22 oktober 2012

18 oktober 2012

stilte

Op vakanties in het buitenland kan ik soms ontroerd raken door de allesomvattende stilte. Als geboren en getogen randstedeling heb ik weinig ervaring met totale stilte. Als het stil is valt het eigenlijk pas op wat een herrie het in je hoofd is. Maar na enige tijd in een stille omgeving leer je vanzelf je eigen gedachten te temmen. Je leert dat jij niet je gedachten bent; achter al die gedachten, oordelen en labels zit een diepere laag en daar blijkt je échte kern te zitten. Die schreeuwer, dat is je ego die er alles aan probeert te doen om je bij die kern weg te houden. Vermoeiend typje, dat ego.

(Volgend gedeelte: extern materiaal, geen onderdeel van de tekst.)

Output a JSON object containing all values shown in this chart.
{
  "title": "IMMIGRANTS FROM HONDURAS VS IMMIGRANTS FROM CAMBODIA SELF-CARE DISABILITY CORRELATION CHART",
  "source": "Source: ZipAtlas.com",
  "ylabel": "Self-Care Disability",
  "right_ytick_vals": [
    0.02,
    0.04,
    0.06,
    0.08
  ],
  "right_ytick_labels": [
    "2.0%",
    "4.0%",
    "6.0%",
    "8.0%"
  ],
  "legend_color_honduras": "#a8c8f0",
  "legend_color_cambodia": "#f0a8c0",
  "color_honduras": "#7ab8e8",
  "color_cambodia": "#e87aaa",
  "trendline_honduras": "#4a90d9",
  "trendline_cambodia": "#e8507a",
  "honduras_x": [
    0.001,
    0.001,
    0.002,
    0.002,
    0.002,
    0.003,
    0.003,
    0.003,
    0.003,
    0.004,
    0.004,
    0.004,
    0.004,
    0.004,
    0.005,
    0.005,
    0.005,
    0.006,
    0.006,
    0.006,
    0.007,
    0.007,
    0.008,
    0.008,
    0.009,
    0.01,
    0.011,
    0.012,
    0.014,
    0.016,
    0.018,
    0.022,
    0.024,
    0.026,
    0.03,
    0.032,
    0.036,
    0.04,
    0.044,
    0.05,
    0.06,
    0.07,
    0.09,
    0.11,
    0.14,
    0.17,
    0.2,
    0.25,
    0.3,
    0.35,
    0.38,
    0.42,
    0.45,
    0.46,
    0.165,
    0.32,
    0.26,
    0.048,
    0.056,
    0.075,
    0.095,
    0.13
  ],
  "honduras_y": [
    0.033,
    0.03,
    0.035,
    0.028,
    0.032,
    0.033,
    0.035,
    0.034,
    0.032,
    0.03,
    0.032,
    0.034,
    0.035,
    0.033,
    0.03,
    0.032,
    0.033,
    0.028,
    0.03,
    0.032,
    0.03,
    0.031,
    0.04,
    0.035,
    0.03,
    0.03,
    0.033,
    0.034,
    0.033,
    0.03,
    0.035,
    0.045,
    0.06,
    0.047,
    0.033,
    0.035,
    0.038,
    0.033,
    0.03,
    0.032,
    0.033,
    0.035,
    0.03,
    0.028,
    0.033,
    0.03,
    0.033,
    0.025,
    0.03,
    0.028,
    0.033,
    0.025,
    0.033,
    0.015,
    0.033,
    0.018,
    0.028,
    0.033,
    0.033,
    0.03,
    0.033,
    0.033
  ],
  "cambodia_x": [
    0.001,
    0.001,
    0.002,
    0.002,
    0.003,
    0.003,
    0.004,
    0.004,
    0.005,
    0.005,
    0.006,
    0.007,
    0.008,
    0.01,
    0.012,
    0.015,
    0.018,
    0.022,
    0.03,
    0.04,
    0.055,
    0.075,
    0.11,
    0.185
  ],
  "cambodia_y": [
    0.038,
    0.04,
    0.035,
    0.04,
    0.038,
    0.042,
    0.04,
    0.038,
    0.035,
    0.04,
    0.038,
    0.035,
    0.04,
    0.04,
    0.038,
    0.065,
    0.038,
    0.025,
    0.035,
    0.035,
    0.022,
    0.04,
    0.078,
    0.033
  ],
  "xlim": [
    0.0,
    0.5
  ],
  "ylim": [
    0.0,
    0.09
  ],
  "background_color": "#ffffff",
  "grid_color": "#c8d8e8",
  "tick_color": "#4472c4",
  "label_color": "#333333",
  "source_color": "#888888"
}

Tijdens mijn yogaopleiding heb ik leren mediteren. Voor sommigen klinkt dat zweverig, maar ik heb gemerkt dat het in de praktijk een ongelofelijk nuchtere vaardigheid is. Zoals je in de sportschool je spieren of je uithoudingsvermogen traint, train je tijdens meditatie je te concentreren op het "niets". Na behoorlijk wat frustrerende oefeningen waarin je de bedoeling van meditatie maar niet lijkt te vatten heb je hem soms opeens te pakken, al is het maar een fractie van een seconde. En vanaf het moment dat je deze mate van concentratie weet te vinden, heb je een belangrijk instrument op momenten dat je leven hectisch of de wereld overweldigend is. En die stilte die heb je voortaan altijd bij je, ook al is het soms even zoeken waar hij zit.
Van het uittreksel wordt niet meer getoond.